A prototype of a polyphonic analog synth, built by Moog Music in 1983, which never went into production. The SL-8 was intended to be a less expensive synth than the Memorymoog, to compete against the Juno-60 and Prophet-600, but also fix the reliability and tuning stability problems that the Memorymoog suffered from.

The SL-8 nomenclature came from the fact that it would have had 8 voices and bitimbral capability, with each timbre controlled from half of a split keyboard. The voice architecture consisted of one DCO, with a second slave oscillator that could be sync'ed to the DCO in various ways to produce complex timbres. A classic Moog transistor ladder VCF and a Curtis VCA completed the basic voice signal path, and the synth had a built-in chorus effect with programmable rate and depth. The synth had patch memory with 100 locations, and built-in sequencer and arpeggiator capability. All of this was controlled by, and the DCO timing came from, a Texas Instruments TMS 99/4 16-bit microprocessor, which would have made the SL-8 one of the first synths to use 16-bit processing. This also allowed for greater precision in patch parameter digitizing, compared to the competing synths from Roland, Sequential Circuits, and Korg.

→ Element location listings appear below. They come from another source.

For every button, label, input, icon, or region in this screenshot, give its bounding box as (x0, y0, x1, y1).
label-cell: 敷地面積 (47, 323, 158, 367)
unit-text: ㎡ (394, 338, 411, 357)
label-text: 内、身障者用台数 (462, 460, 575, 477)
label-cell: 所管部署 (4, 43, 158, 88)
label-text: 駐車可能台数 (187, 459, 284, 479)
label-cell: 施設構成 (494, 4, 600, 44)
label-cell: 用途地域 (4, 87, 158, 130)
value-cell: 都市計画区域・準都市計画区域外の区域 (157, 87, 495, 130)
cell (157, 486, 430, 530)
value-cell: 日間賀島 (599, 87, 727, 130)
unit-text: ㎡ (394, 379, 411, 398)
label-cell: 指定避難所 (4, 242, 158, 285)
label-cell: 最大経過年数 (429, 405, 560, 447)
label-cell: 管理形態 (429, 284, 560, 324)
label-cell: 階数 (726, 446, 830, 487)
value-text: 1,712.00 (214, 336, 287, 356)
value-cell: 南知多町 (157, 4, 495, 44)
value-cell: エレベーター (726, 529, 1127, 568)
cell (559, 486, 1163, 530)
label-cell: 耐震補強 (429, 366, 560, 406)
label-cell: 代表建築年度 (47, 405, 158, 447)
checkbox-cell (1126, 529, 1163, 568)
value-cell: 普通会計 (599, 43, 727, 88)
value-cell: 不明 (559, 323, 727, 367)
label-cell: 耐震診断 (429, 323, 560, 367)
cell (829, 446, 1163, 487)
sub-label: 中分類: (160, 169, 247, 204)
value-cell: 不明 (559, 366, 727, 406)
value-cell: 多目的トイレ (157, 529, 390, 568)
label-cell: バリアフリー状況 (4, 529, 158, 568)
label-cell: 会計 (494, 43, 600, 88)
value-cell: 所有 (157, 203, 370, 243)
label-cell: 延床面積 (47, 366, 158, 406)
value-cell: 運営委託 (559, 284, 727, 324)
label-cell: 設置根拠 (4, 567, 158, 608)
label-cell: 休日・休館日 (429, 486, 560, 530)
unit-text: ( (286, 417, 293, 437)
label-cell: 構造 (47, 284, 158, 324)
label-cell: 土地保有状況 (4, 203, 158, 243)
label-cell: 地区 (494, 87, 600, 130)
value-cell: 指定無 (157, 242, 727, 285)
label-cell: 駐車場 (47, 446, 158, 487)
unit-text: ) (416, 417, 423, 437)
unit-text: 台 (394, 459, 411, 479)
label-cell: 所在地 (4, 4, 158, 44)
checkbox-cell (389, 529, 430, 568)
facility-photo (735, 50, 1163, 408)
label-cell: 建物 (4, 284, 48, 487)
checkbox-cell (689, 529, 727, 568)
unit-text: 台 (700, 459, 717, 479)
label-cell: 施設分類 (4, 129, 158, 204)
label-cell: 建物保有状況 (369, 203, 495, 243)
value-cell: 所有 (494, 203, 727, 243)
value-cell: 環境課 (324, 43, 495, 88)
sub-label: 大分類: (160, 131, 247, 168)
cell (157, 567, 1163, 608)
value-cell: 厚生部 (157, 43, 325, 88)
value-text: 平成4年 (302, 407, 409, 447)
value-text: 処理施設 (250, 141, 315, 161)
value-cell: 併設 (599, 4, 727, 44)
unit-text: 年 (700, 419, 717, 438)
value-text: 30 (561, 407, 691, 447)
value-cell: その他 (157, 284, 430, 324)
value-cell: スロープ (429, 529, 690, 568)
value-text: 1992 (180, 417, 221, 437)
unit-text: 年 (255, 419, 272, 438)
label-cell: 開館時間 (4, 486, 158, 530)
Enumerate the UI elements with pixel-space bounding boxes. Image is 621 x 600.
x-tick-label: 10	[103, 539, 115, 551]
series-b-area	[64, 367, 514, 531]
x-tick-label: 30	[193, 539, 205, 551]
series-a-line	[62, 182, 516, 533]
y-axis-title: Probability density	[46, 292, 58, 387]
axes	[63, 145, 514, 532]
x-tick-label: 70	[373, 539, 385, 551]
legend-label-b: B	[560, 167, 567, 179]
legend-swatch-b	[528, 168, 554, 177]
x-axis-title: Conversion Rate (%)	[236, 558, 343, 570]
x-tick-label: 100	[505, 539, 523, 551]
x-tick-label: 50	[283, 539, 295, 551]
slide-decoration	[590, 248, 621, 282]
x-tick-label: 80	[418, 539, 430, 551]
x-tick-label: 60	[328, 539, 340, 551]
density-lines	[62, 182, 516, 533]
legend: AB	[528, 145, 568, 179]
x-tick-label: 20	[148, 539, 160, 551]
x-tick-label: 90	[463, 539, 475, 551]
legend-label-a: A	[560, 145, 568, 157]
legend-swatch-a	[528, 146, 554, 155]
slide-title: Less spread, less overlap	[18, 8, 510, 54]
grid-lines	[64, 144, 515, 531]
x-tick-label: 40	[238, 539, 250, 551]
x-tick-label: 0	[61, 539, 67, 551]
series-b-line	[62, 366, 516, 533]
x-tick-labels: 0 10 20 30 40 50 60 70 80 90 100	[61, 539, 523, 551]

One prototype was built, and exhibited at the 1983 NAMM show (with the microprocessor replaced with a TMS 9900 in-circuit emulator and development system, discreetly concealed behind a partition). At the same show, Yamaha introduced the DX7. The Moog personnel listened to demonstrations of the DX7 and concluded that the SL-8 could not compete on either features or price. Moog made a decision to not put the SL-8 into production and to terminate further synth development; this marked the beginning of the end for the original Moog Music. The circuit guts and operating system source code disappeared at some point before Moog's liquidation, and no recordings of the SL-8 are known to survive. The case and panel were saved by an employee, who has since donated them to the Audities Foundation.